- Storm is forecast to make landfall in Florida on Friday
- Hurricane may not materially affect pricing, KBW analyst says
Hurricane Hermine, which is poised to land in Florida Friday, may result in “manageable” losses for the insurance industry, according to Keefe Bruyette & Woods analyst Meyer Shields.
The storm is forecast to hit northwest Florida, a region of the state with lower insured property value, Shields wrote in a note to clients Thursday. Potential losses would be greater if the storm were to strike more-populated areas of the state, he said.
“We think the insurance industry can easily absorb a $15 billion catastrophe loss without generating a negative quarterly return,” Shields said in the note. “Given the preliminary expected loss potential for Hermine and its path trajectory, we don’t anticipate the storm to materially affect pricing trends.”
Hermine’s winds reached 75 miles (121 kilometers) per hour Thursday afternoon, a Category 1-strength storm, and could become the first hurricane to hit Florida since Wilma in 2005, according to the U.S. National Hurricane Center. Surge from the storm could be an issue for commercial insurers in the region, Shields said.
Citizens Property Insurance Corp., the government-owned insurer of last resort, along with Universal Insurance Holdings Inc. and Tower Hill Group are the biggest writers of property coverage in Florida, Shields said. State Farm Mutual Automobile Insurance Co., Allstate Corp. and Nationwide Mutual Insurance Co. are the largest in the U.S. Southeast.

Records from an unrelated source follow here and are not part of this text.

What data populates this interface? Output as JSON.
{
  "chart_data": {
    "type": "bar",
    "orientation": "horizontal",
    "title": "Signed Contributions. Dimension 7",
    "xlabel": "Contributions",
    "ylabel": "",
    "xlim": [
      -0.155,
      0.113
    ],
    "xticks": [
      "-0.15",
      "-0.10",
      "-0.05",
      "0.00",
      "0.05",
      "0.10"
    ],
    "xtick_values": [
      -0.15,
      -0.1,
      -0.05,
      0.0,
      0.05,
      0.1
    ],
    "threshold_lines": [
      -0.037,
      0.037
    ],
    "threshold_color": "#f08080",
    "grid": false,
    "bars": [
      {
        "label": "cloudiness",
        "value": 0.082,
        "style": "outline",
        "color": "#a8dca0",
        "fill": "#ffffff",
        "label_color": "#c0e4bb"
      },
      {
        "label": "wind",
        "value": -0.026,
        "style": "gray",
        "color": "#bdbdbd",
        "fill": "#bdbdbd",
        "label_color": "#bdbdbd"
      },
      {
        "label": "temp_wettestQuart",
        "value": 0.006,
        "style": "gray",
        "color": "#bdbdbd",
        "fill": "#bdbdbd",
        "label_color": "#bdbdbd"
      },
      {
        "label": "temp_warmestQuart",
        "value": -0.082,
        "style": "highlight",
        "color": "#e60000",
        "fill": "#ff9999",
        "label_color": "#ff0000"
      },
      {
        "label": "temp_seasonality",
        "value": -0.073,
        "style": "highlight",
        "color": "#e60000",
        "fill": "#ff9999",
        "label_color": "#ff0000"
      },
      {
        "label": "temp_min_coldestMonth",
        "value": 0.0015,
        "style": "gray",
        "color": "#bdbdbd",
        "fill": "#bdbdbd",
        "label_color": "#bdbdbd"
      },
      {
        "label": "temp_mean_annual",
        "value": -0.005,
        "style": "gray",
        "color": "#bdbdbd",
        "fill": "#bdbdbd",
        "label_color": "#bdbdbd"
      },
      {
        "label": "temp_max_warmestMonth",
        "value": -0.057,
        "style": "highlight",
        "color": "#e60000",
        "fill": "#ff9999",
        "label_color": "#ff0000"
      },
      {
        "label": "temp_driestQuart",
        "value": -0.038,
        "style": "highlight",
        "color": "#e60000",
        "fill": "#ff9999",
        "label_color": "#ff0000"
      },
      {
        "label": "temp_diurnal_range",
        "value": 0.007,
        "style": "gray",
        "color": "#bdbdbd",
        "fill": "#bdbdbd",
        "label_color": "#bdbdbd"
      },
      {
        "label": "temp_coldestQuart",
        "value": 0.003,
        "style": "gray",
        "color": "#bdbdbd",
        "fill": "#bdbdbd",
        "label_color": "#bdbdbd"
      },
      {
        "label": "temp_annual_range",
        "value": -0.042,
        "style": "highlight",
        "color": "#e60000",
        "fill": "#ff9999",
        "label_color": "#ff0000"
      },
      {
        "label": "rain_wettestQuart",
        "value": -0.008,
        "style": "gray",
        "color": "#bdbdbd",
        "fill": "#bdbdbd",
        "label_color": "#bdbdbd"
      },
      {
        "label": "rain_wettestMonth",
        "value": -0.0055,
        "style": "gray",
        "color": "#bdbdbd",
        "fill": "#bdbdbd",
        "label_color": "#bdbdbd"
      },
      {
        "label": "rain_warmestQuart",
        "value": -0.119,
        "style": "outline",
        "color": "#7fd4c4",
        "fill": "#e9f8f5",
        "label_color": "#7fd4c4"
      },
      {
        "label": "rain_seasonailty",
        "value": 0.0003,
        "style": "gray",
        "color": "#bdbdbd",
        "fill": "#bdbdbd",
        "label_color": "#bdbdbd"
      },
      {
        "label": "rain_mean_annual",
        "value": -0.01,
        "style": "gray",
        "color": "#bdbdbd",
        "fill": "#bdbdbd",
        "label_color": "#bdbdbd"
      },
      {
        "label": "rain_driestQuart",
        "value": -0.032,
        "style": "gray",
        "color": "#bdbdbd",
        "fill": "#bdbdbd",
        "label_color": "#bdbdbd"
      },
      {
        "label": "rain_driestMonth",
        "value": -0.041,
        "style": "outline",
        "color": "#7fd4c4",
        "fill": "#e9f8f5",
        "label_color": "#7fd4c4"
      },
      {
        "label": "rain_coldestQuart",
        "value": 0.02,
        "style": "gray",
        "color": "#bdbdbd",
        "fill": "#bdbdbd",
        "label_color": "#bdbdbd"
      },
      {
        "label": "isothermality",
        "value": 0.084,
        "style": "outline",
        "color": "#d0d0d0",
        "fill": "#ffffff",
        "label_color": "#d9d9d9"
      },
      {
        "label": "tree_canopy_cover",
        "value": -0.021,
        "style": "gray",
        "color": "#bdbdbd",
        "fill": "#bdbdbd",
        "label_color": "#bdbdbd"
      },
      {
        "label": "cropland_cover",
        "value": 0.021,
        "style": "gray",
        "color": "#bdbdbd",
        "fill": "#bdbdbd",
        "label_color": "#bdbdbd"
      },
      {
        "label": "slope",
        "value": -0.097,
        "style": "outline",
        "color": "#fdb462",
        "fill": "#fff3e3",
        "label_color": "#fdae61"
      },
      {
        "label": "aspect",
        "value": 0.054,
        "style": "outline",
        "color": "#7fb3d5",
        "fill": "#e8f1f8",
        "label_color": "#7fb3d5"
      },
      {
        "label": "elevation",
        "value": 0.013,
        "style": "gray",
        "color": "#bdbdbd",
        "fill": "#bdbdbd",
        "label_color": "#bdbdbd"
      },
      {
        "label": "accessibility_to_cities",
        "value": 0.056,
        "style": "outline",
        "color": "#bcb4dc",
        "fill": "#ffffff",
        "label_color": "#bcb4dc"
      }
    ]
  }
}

Reinsurers, which help take on risks from primary carriers, have been struggling with softer pricing as alternative capital floods the market and a lack of storms forces rates even lower. Hermine probably won’t affect pricing in that industry, according to risk modeling firm RMS.
“Initial indications are that Hermine will not cause a major insurance industry loss and that this is unlikely to be an event that has a meaningful impact on soft reinsurance market conditions,” Ben Brookes, a vice president of capital markets at RMS, said in an e-mailed statement. “There’s likely to be no significant impact to the catastrophe-bond market.”